On the next camp meeting day, the Sabbath, prayer meetings began early prior to Axley again preaching the first sermon of the day. In the large congregation was Mrs. Turnbull, accompanied this time by her husband. Young identified Mr. Turnbull as a public official and an "Esquire," a term in that day that indicated a man of property and standing. The couple was "very orderly during the service till the preacher was about half through. Brother Axley was on his favorite theme, the pride and vain-glory of the people of that territory." He used "strong words" and was preaching an eloquent sermon, according to Young.
Suddenly, Mr. Turnbull stood and asked to speak. Young commanded Turnbull to sit, "informing him that the meeting was not appointed for him to preach." Turnbull bowed, sat down but by the time Young returned to his seat Turnbull was up again, shouting, "Mr. Preacher, Mr. Preacher, stop, and let me speak a few words."
Again, Young told Turnbull to sit and be silent. Due to his fragile health and mental state, Preacher Axley began to cry while the congregation was thrown into "utmost confusion." Turnbull demanded that Axley be removed from the pulpit, shouting that "he is insulting the congregation."
LORENZO DOW RISES
In the distance, the eccentric Lorenzo Dow, who during his lifetime would preach before tens of thousands and write about it years later in a best-selling autobiography, heard the commotion. Extremely ill, he was lying in his tent resting and listening, but not expecting to preach until later in the day. Observing that the preachers had lost control of the congregation, Dow prepared to intervene.
"After standing and looking over the people a few moments, he (Dow) rose and came into the pulpit," Young recalled, and then ordered the people to hush and sit, which they did. Next, Dow presented a history lesson about the colonists, their first settlements, the American Revolution and the duties of public servants.
"He then gave us a concise history of the war and its final termination," Young wrote, "showing...what we had gained by the Revolution, saying we were now the happiest people on the globe." Becoming animated, Dow said that when "God confers great privileges on a nation," that nation is given great responsibilities, but when those privileges are abused they "are turned into the heaviest curses."

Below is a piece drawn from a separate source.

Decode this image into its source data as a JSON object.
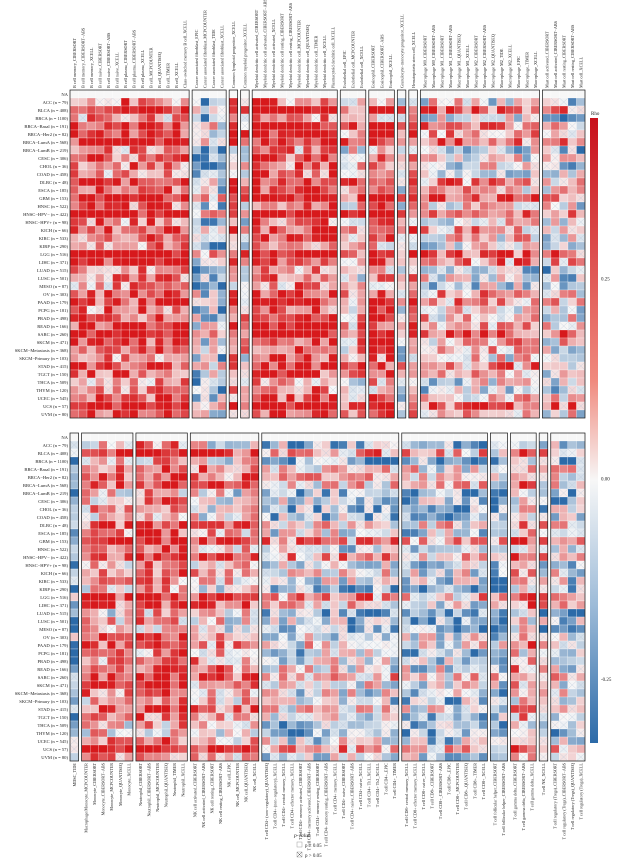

In detail, he discussed the Constitution and compared it to the sun, which he said "keeps every planet and satellite in its own orbit, so the Constitution keeps every state and territory in order and harmony." He discussed the responsibilities and duties of public officers from the President down to justices of the peace in Mississippi Territory.
"He repeated the oath of office," Young reported, "that which binds each to support the Constitution of the United States, and of the state or territory in which the officer lives. Turning to the Methodist church, he showed what it had done and was doing for the United States. He showed the wonderful doings of Methodist preachers, their lives and their sacrifices; that they were good citizens, always prompt to obey the laws of the land..."
Then, he delivered his point. Looking at Turnbull, Dow shouted that "any man who would interrupt a Methodist preacher while in the discharge of duty of high office, was a mean, low-lived scoundrel, and that any Esquire that would do so was a perjured villain." Then he asked the congregation "what was their prospect in the Mississippi territory, while they kept perjured villains in office."
Turnbull arose, gathered his family and walked to his carriage. Along the way, he was heard to say, "I always was a fool, and I would not, for five hundred dollars, have come to this place today."
"Suffice to say," Young wrote, "the meeting closed well. Lorenzo gave us his valedictory...The preachers all went to their work, being refreshed by the Holy Spirit."